—Je t'assure que je suis bien informée.
Les conversations devenaient vives et familières.
—Vous voilà, vieux marcheur!
—La recette baisse déjà.
—Stella s'est fait recommander par dix-sept députés, dont neuf de la commission du budget.
—Je lui avais pourtant dit, à Herschell: «Le petit Bocquet, ce n'est pas votre affaire. Il vous faut un homme sérieux.»

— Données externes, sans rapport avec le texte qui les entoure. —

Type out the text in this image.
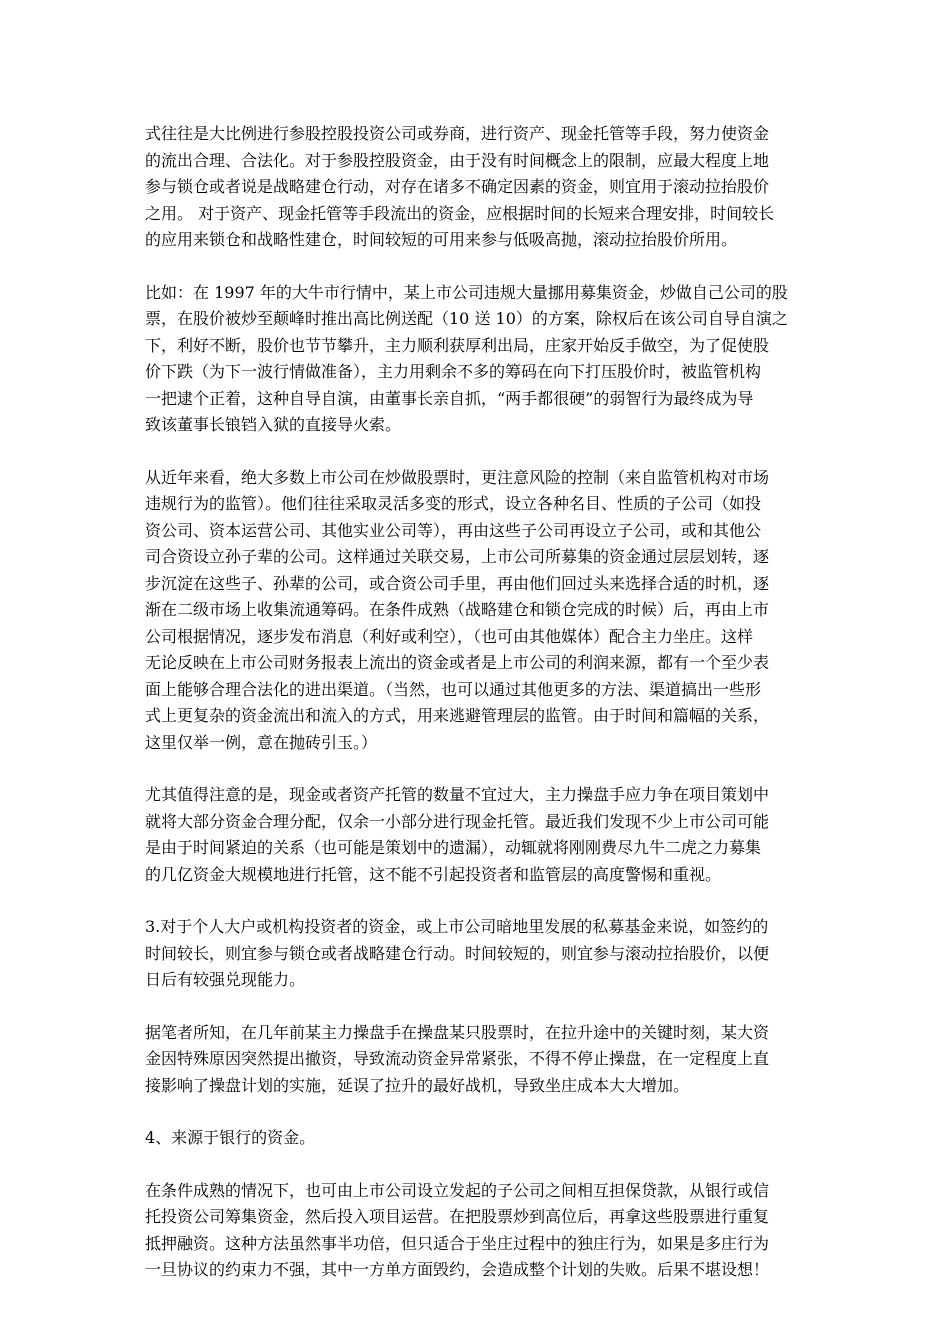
式往往是大比例进行参股控股投资公司或券商，进行资产、现金托管等手段，努力使资金
的流出合理、合法化。对于参股控股资金，由于没有时间概念上的限制，应最大程度上地
参与锁仓或者说是战略建仓行动，对存在诸多不确定因素的资金，则宜用于滚动拉抬股价
之用。 对于资产、现金托管等手段流出的资金，应根据时间的长短来合理安排，时间较长
的应用来锁仓和战略性建仓，时间较短的可用来参与低吸高抛，滚动拉抬股价所用。

比如：在 1997 年的大牛市行情中，某上市公司违规大量挪用募集资金，炒做自己公司的股
票，在股价被炒至颠峰时推出高比例送配（10 送 10）的方案，除权后在该公司自导自演之
下，利好不断，股价也节节攀升，主力顺利获厚利出局，庄家开始反手做空，为了促使股
价下跌（为下一波行情做准备），主力用剩余不多的筹码在向下打压股价时，被监管机构
一把逮个正着，这种自导自演，由董事长亲自抓，“两手都很硬”的弱智行为最终成为导
致该董事长锒铛入狱的直接导火索。

从近年来看，绝大多数上市公司在炒做股票时，更注意风险的控制（来自监管机构对市场
违规行为的监管）。他们往往采取灵活多变的形式，设立各种名目、性质的子公司（如投
资公司、资本运营公司、其他实业公司等），再由这些子公司再设立子公司，或和其他公
司合资设立孙子辈的公司。这样通过关联交易，上市公司所募集的资金通过层层划转，逐
步沉淀在这些子、孙辈的公司，或合资公司手里，再由他们回过头来选择合适的时机，逐
渐在二级市场上收集流通筹码。在条件成熟（战略建仓和锁仓完成的时候）后，再由上市
公司根据情况，逐步发布消息（利好或利空），（也可由其他媒体）配合主力坐庄。这样
无论反映在上市公司财务报表上流出的资金或者是上市公司的利润来源，都有一个至少表
面上能够合理合法化的进出渠道。（当然，也可以通过其他更多的方法、渠道搞出一些形
式上更复杂的资金流出和流入的方式，用来逃避管理层的监管。由于时间和篇幅的关系，
这里仅举一例，意在抛砖引玉。）

尤其值得注意的是，现金或者资产托管的数量不宜过大，主力操盘手应力争在项目策划中
就将大部分资金合理分配，仅余一小部分进行现金托管。最近我们发现不少上市公司可能
是由于时间紧迫的关系（也可能是策划中的遗漏），动辄就将刚刚费尽九牛二虎之力募集
的几亿资金大规模地进行托管，这不能不引起投资者和监管层的高度警惕和重视。

3.对于个人大户或机构投资者的资金，或上市公司暗地里发展的私募基金来说，如签约的
时间较长，则宜参与锁仓或者战略建仓行动。时间较短的，则宜参与滚动拉抬股价，以便
日后有较强兑现能力。

据笔者所知，在几年前某主力操盘手在操盘某只股票时，在拉升途中的关键时刻，某大资
金因特殊原因突然提出撤资，导致流动资金异常紧张，不得不停止操盘，在一定程度上直
接影响了操盘计划的实施，延误了拉升的最好战机，导致坐庄成本大大增加。

4、来源于银行的资金。

在条件成熟的情况下，也可由上市公司设立发起的子公司之间相互担保贷款，从银行或信
托投资公司筹集资金，然后投入项目运营。在把股票炒到高位后，再拿这些股票进行重复
抵押融资。这种方法虽然事半功倍，但只适合于坐庄过程中的独庄行为，如果是多庄行为
一旦协议的约束力不强，其中一方单方面毁约，会造成整个计划的失败。后果不堪设想！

Quand la bière, aux bras des croque-morts, passa sous le portail, les rayons délicieux d'un soleil d'hiver descendirent sur les visages des femmes et sur les roses du cercueil. Rangés des deux côtés du parvis, quelques jeunes gens des Écoles cherchaient les figures célèbres; les petites ouvrières des ateliers voisins, se tenant deux à deux enlacées, méditaient les toilettes des actrices. Et, dressés contre le porche sur leurs pieds endoloris, deux vagabonds, accoutumés à vivre sous le grand ciel doux ou farouche, tournaient lentement des regards mornes, tandis qu'un collégien contemplait avec ivresse les cheveux ardents qui tordaient leurs flammes sur la nuque de Fagette.
Arrêtée devant les portes, au plus haut des degrés, elle causait avec Constantin Marc et quelques journalistes:
—... Monsieur de Ligny? Il était assidu chez moi bien avant de connaître Nanteuil. Il me regardait des heures entières, avec des yeux passionnés, sans oser rien me dire. Je le recevais volontiers parce qu'il était très convenable. C'est une justice à lui rendre: il a d'excellentes manières. Il se montrait aussi réservé que possible. Enfin, un jour, il me déclara qu'il était amoureux fou de moi. Je lui répondis que, puisqu'il me parlait sérieusement, je ferais de même; que j'éprouvais un vrai chagrin de le voir dans cet état; que, chaque fois que pareille chose arrivait, j'en étais vivement contrariée; que j'étais une femme sérieuse, que j'avais arrangé ma vie et que je ne pouvais rien pour lui. Il était désespéré. Il m'annonça, qu'il partait pour Constantinople, qu'il ne reviendrait plus. Il ne se décidait ni à rester ni à s'en aller. Il tomba malade. Nanteuil, qui croyait que je l'aimais et que je voulais le garder, se donna tout le mal possible pour me le prendre. Elle lui fit des avances folles. Je la trouvais parfois un peu ridicule, mais, comme vous pensez bien, je ne faisais aucun obstacle à ses projets. De son côté, monsieur de Ligny, pour me donner du regret, du dépit, que sais-je? dans l'espoir de me rendre jalouse, répondait très clairement aux avances de Nanteuil. Voilà comment ils se mirent ensemble. J'en fus enchantée. Nanteuil et moi, nous sommes les meilleures amies du monde.
Madame Doulce, entre la haie des curieux, descendait lentement les degrés et se donnait l'illusion d'entendre la foule murmurer: «C'est la Doulce!»